Você tem que estar preparado para se queimar em sua própria chama: como se renovar sem primeiro tornar-se cinzas?
(F. Nietzsche)

sábado, 29 de janeiro de 2011

Que seja rítmico

Eis que chega o fim do dia numa noite clara, ainda sem as velhas nuvens no céu, e numa batida agitadinha, um House talvez. Exatamente do jeito que ela não gostava. Creio que ainda não goste e ainda teime em dizer por ai que nem eu. Mas gosto sim, antes dela, e agora, depois dela, muito mais. Forço um alívio. O coração acelera e se desgasta numa confusão de sons que se recolhem numa música só, que talvez nem diga nada, o suficiente pra ele não pensar em mais nada além do que está por fora dele, e assim passar por qualquer paixonite mal resolvida sem desgastes maiores que talvez um blues causaria.

Quando a conheci fiquei mais em paz, queria maresia doce, balanço de rede num fim de tarde com bossa nova, nada de rock 'n roll, virou costume agarrado à essência. Não que antes eu não gostasse, é que não tinha esse quê todo de querer fazer climinha de romance, dar vida a uma letra de música, cantar pra gente as nossas musiquinhas. Antes dela, isso tudo era só poesia de faculdade, interpretação, análise, semiótica, arrogância.

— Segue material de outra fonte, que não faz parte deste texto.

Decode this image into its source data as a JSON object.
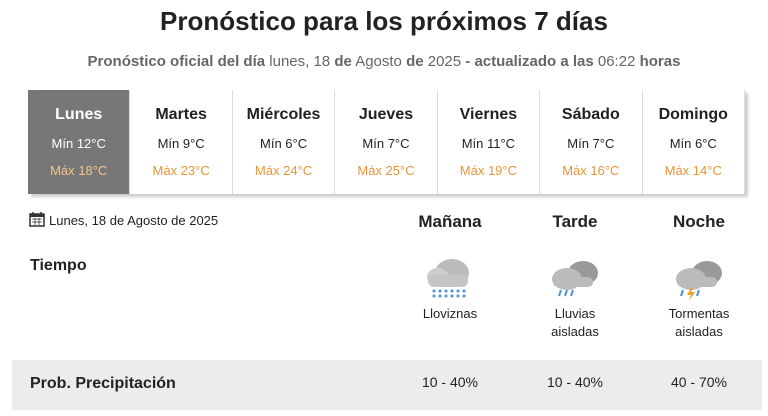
{
  "header": {
    "title": "Pronóstico para los próximos 7 días",
    "subtitle": [
      {
        "text": "Pronóstico oficial del día",
        "bold": true
      },
      {
        "text": "lunes, 18",
        "bold": false
      },
      {
        "text": "de",
        "bold": true
      },
      {
        "text": "Agosto",
        "bold": false
      },
      {
        "text": "de",
        "bold": true
      },
      {
        "text": "2025",
        "bold": false
      },
      {
        "text": "- actualizado a las",
        "bold": true
      },
      {
        "text": "06:22",
        "bold": false
      },
      {
        "text": "horas",
        "bold": true
      }
    ]
  },
  "days": [
    {
      "name": "Lunes",
      "min": "Mín 12°C",
      "max": "Máx 18°C",
      "selected": true
    },
    {
      "name": "Martes",
      "min": "Mín 9°C",
      "max": "Máx 23°C",
      "selected": false
    },
    {
      "name": "Miércoles",
      "min": "Mín 6°C",
      "max": "Máx 24°C",
      "selected": false
    },
    {
      "name": "Jueves",
      "min": "Mín 7°C",
      "max": "Máx 25°C",
      "selected": false
    },
    {
      "name": "Viernes",
      "min": "Mín 11°C",
      "max": "Máx 19°C",
      "selected": false
    },
    {
      "name": "Sábado",
      "min": "Mín 7°C",
      "max": "Máx 16°C",
      "selected": false
    },
    {
      "name": "Domingo",
      "min": "Mín 6°C",
      "max": "Máx 14°C",
      "selected": false
    }
  ],
  "detail": {
    "date": "Lunes, 18 de Agosto de 2025",
    "periods": [
      "Mañana",
      "Tarde",
      "Noche"
    ],
    "weather_label": "Tiempo",
    "conditions": [
      "Lloviznas",
      "Lluvias aisladas",
      "Tormentas aisladas"
    ],
    "precip_label": "Prob. Precipitación",
    "precip": [
      "10 - 40%",
      "10 - 40%",
      "40 - 70%"
    ]
  }
}
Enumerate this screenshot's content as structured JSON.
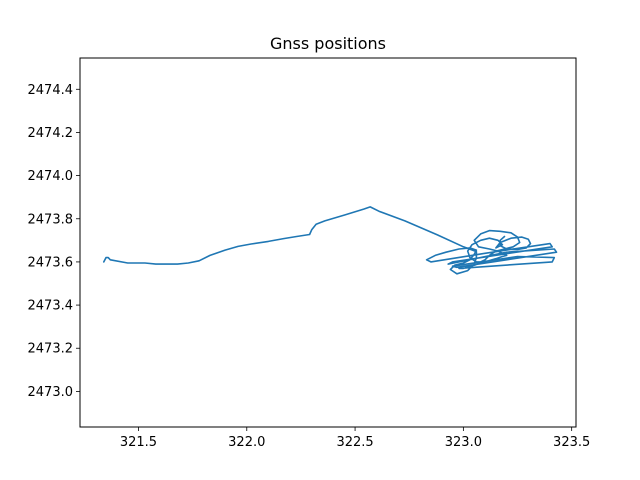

Faltam-me termos bonitos agora, só encontro palavras cansadas, vistas em qualquer esquina tão limitadas de gente, senso comum. Mas não sinto nem um pouco de vergonha ao usá-las. Talvez o amor seja esse jeito mesmo sem-vergonha de se mostrar ao mundo: sem vergonha.

O lado ruim de tanta música, com o perdão da palavra, é que elas vão ganhando vida própria com o tempo, a cada encontro, beijo, briga, e então se instalam aqueles malditos Deslizes, Costumes e Evidências no nosso repertório. Ai vem uma imensa necessidade de quem não tem Nervos de Aço de ligar o rádio de novo, procurando qualquer agito, ou de sair por ai se gastando dia e noite, alguma forma de abstrair os pedacinhos quebrados. Com o tempo, a gente percebe que o movimento só intensifica os cortes, as dores, que o melhor é ficar parado, num Blues, se apegar aos Detalhes, e aos poucos, música popular brasileira, ir soltando cada pedaço num samba, de ladinho, ao pé do ouvido, numa outra rede ao amanhecer. Mas por ora ainda teimo na dormência que as eletrônicas causam, porque só assim adio a perda dos meus pedacinhos quebrados, quem sabe eu ainda possa consertá-los.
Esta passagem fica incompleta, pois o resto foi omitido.